SMSU professors discuss history of voting rights, and challenges today

Photo by Deb Gau During Wednesday’s event, SMSU students stopped by a table with voting information. SMSU student organizations and Campus Compact shared how college students can register to vote.

MARSHALL — Ensuring the right of Americans to vote, regardless of their skin color, was a key part of the Civil Rights movement of the 1960s. But the push to protect voting rights didn’t end there, Southwest Minnesota State University professors said. Legislation and Supreme Court decisions on voting rights continue to have a big impact even today.

“It will have significant influence on our democratic life,” said Doug Simon, one of the panelists speaking at a voting rights presentation Wednesday. Professors went over the changing history of voting rights in the U.S., from the framing of the Constitution up to today.

The event was organized as a change from the Martin Luther King Day events originally planned at SMSU this week. This year, King’s family requested that no MLK Day celebrations be held without the passage of voting rights legislation.

“Dr. King was fully committed to voting rights,” said Jeff Kolnick, one of the panelists at Wednesday’s event.

Over the nation’s history, Americans have held different beliefs about who should have the right to vote, said panelist Joan Gittens.

“Now, we tend to think about it almost as a sacred thing,” Gittens said. But it wasn’t always the case. The framers of the U.S. Constitution were concerned about “mob rule,” Gittens said.

While at first it was mainly property owners who voted, attitudes changed and states gradually started removing voting restrictions, Gittens said. By the late 1820s, “It’s wide open for everyone who is adult, white and male, and then the line stops,” she said.

The fight for voting rights for different groups continued from the 1860s onward. The 15th Amendment gave Black Americans the right to vote. But in practice, Black citizens continued to face obstacles ranging from violence to poll taxes and literacy tests meant to keep them from voting, Gittens said. Women got voting rights in 1920. Native Americans received full U.S. citizenship and the right to vote in 1924.

Gittens said the next big push for voting rights came during the 1960s Civil Rights movement. The Voting Rights Act of 1965 prohibited voting practices that were used to discriminate against Black people.

However, Simon said recent decisions by the Supreme Court have weakened the U.S.’s power to stop voter discrimination.

Simon talked about the Supreme Court’s decisions in a couple of important cases. In 2013, the Supreme Court struck down part of the Voting Rights Act — specifically, the formula that helps determine whether certain jurisdictions can change their voting rules without getting clearance that the changes don’t discriminate against minorities. And last year, the Supreme Court ruled that two voting policies in Arizona — one that prohibits ballot collection and one that rejects ballots cast in the wrong precincts — did not violate the Voting Rights Act.

Simon said a bill in Congress, the John Lewis Voting Rights Act, would help restore parts of the 1965 Voting Rights Act if it was passed. Another bill, the Freedom to Vote Act, includes provisions for early voting, mail ballots, same-day voter registration and more.
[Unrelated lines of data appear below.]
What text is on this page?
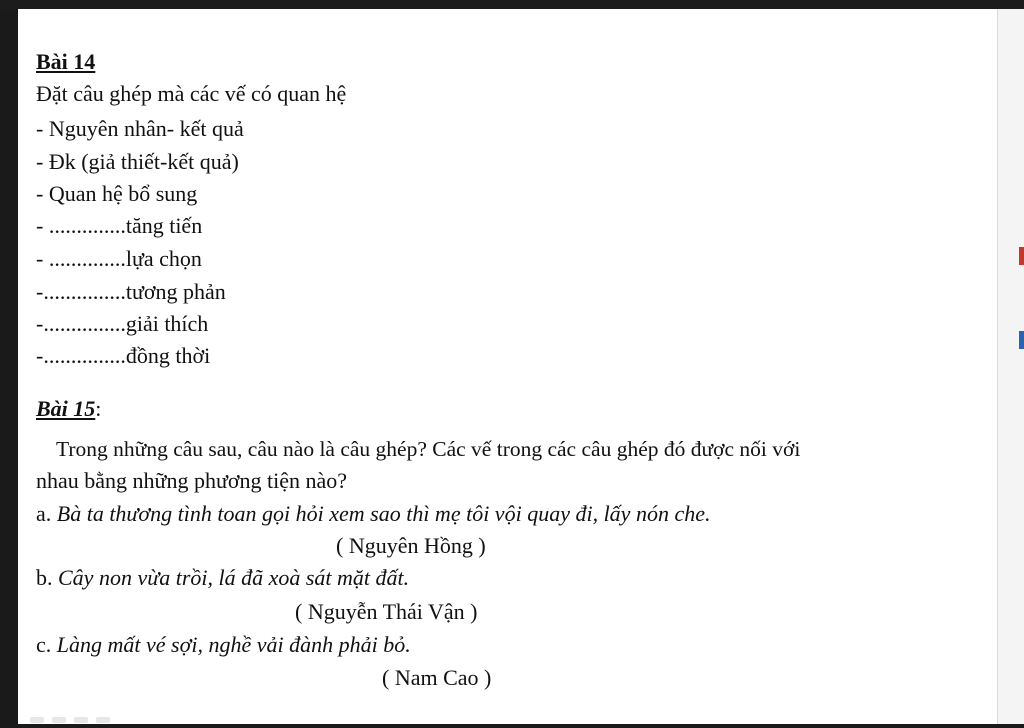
Bài 14
Đặt câu ghép mà các vế có quan hệ
- Nguyên nhân- kết quả
- Đk (giả thiết-kết quả)
- Quan hệ bổ sung
- ..............tăng tiến
- ..............lựa chọn
-...............tương phản
-...............giải thích
-...............đồng thời
Bài 15:
Trong những câu sau, câu nào là câu ghép? Các vế trong các câu ghép đó được nối với
nhau bằng những phương tiện nào?
a. Bà ta thương tình toan gọi hỏi xem sao thì mẹ tôi vội quay đi, lấy nón che.
( Nguyên Hồng )
b. Cây non vừa trồi, lá đã xoà sát mặt đất.
( Nguyễn Thái Vận )
c. Làng mất vé sợi, nghề vải đành phải bỏ.
( Nam Cao )
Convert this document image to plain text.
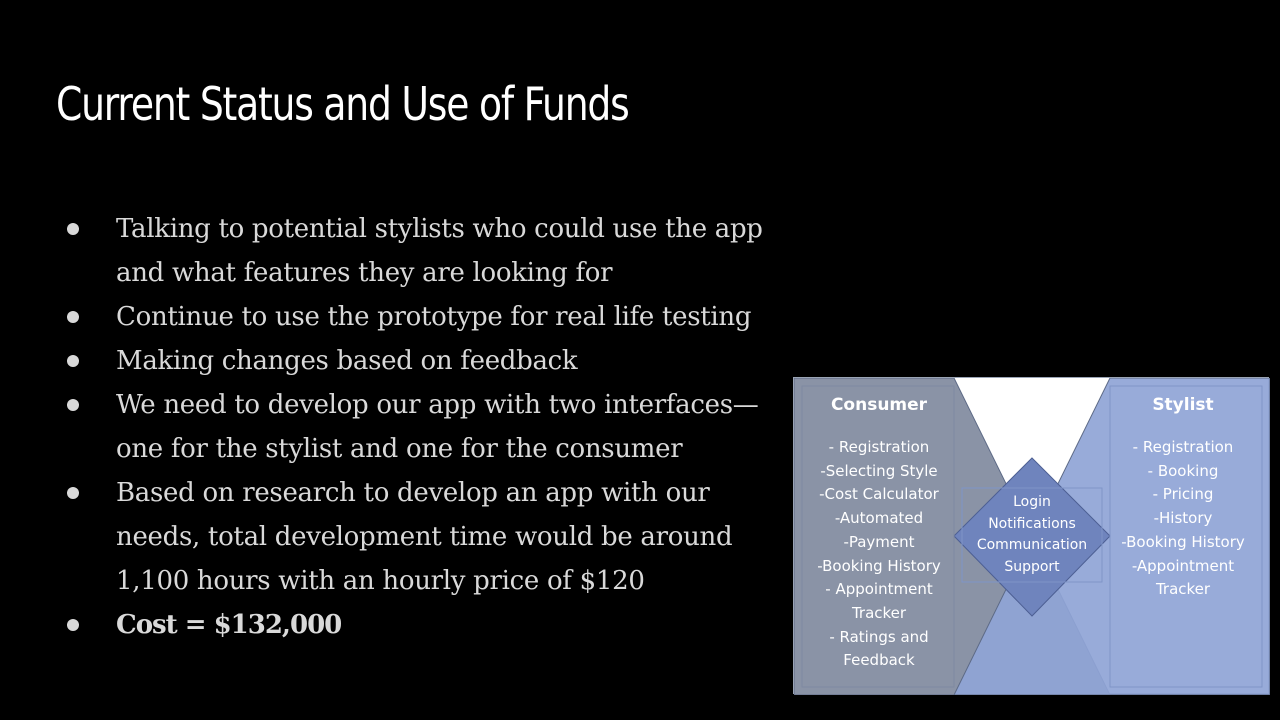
Current Status and Use of Funds
Talking to potential stylists who could use the app and what features they are looking for
Continue to use the prototype for real life testing
Making changes based on feedback
We need to develop our app with two interfaces— one for the stylist and one for the consumer
Based on research to develop an app with our needs, total development time would be around 1,100 hours with an hourly price of $120
Cost = $132,000
Consumer
- Registration
-Selecting Style
-Cost Calculator
-Automated
-Payment
-Booking History
- Appointment
Tracker
- Ratings and
Feedback
Login
Notifications
Communication
Support
Stylist
- Registration
- Booking
- Pricing
-History
-Booking History
-Appointment
Tracker
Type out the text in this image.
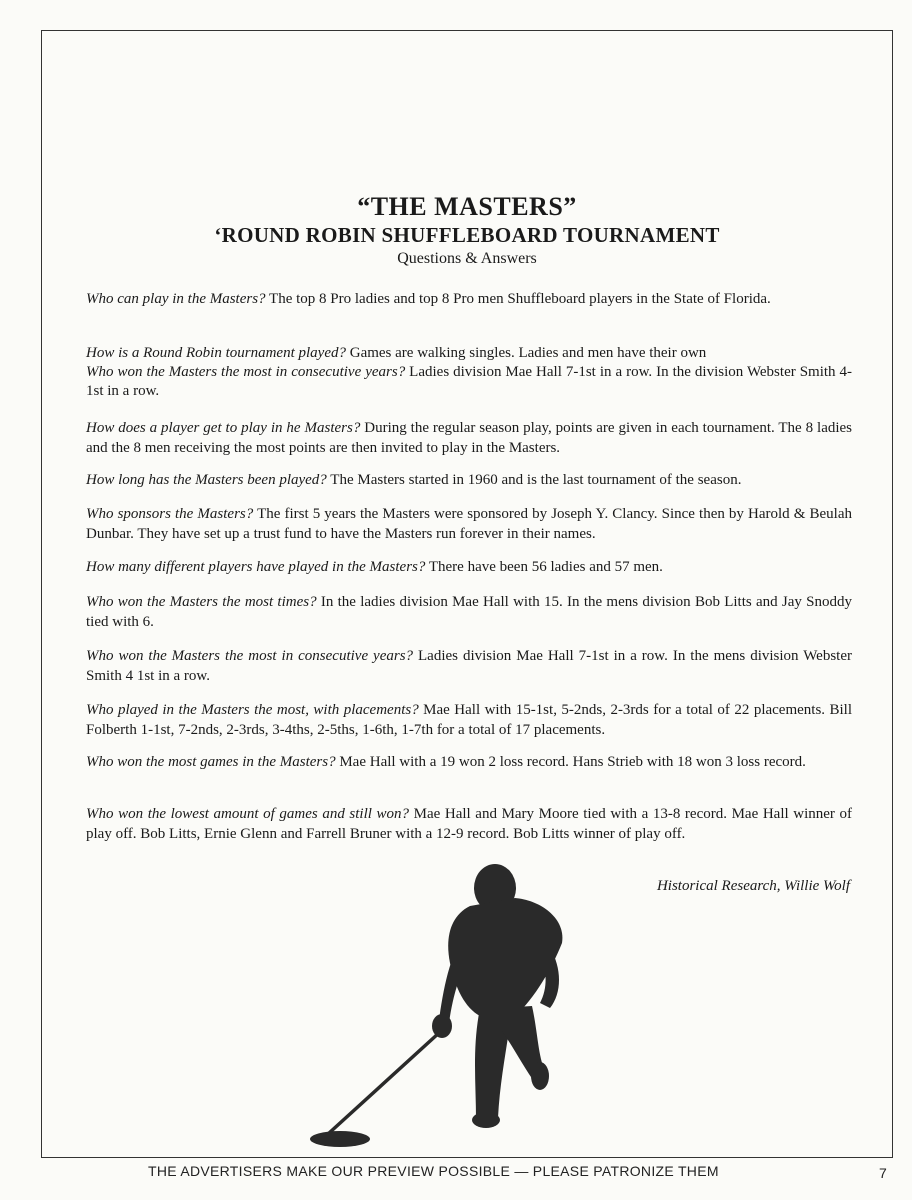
“THE MASTERS”
‘ROUND ROBIN SHUFFLEBOARD TOURNAMENT
Questions & Answers
Who can play in the Masters? The top 8 Pro ladies and top 8 Pro men Shuffleboard players in the State of Florida.
How is a Round Robin tournament played? Games are walking singles. Ladies and men have their own
Who won the Masters the most in consecutive years? Ladies division Mae Hall 7-1st in a row. In the division Webster Smith 4-1st in a row.
How does a player get to play in he Masters? During the regular season play, points are given in each tournament. The 8 ladies and the 8 men receiving the most points are then invited to play in the Masters.
How long has the Masters been played? The Masters started in 1960 and is the last tournament of the season.
Who sponsors the Masters? The first 5 years the Masters were sponsored by Joseph Y. Clancy. Since then by Harold & Beulah Dunbar. They have set up a trust fund to have the Masters run forever in their names.
How many different players have played in the Masters? There have been 56 ladies and 57 men.
Who won the Masters the most times? In the ladies division Mae Hall with 15. In the mens division Bob Litts and Jay Snoddy tied with 6.
Who won the Masters the most in consecutive years? Ladies division Mae Hall 7-1st in a row. In the mens division Webster Smith 4 1st in a row.
Who played in the Masters the most, with placements? Mae Hall with 15-1st, 5-2nds, 2-3rds for a total of 22 placements. Bill Folberth 1-1st, 7-2nds, 2-3rds, 3-4ths, 2-5ths, 1-6th, 1-7th for a total of 17 placements.
Who won the most games in the Masters? Mae Hall with a 19 won 2 loss record. Hans Strieb with 18 won 3 loss record.
Who won the lowest amount of games and still won? Mae Hall and Mary Moore tied with a 13-8 record. Mae Hall winner of play off. Bob Litts, Ernie Glenn and Farrell Bruner with a 12-9 record. Bob Litts winner of play off.
Historical Research, Willie Wolf
THE ADVERTISERS MAKE OUR PREVIEW POSSIBLE — PLEASE PATRONIZE THEM	7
Kolnick and fellow panelist Tom Williford said changes in the country’s increasingly partisan political rhetoric could also affect American democracy and voting.

Kolnick said a great thing about the U.S. was the belief that a person could be loyal to the nation while disagreeing with the government.

“It used to be that we kind of understood you win some, you lose some,” Kolnick said. Now, he said, “This idea of legitimate opposition is at risk.”